Dell just posted its Q1 results, and earnings were ahead of expectations.The stock jumped 4% almost immediately after trading resumed at 4:20 pm ET. It’s now up 5% after hours.
Non-GAAP EPS was $0.55, slightly ahead of consensus estimates of $0.43, and up 83% from last year; GAAP EPS was $0.49, up 188%
Revenue came in at $15.02 billion, which was shy of consensus estimates of $15.40 billion, although ahead of low-ball predictions of $14.85 billion. Overall, revenue was up only 1% from last year.
Like HP, which reported its earnings earlier today, Dell saw weakness in the consumer market: consumer revenue came in at $3 billion, down 7% from last year. That’s not as bad as HP’s figure — down 23%. Public sector sales also dropped 2%.

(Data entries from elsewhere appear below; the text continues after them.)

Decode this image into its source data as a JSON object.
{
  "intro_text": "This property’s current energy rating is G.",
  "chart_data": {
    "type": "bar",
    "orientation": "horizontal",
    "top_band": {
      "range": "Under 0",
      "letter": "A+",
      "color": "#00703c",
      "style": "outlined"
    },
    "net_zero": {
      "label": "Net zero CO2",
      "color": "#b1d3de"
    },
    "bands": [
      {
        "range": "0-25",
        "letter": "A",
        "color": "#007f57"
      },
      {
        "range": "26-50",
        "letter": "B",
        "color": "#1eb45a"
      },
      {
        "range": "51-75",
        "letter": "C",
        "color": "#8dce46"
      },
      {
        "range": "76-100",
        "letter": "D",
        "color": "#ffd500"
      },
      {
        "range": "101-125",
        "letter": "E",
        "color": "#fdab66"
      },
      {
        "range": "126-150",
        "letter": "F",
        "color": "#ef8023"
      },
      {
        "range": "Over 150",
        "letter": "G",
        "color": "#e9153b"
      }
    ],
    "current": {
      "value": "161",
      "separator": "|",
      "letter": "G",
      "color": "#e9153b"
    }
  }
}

Dell did better in other segments: large enterprise revenue was $4.5 billion, up 5%, and small and medium business revenue was $3.8 billion, up 7% from last year.
But the big story was profitability: the large enterprise showed record operating profit, and the small and medium segment had its highest net profit in two years.
Dell credited “a higher-value product portfolio, good cost management, better sales execution and a significantly improved supply chain” for helping its income grow faster than revenue.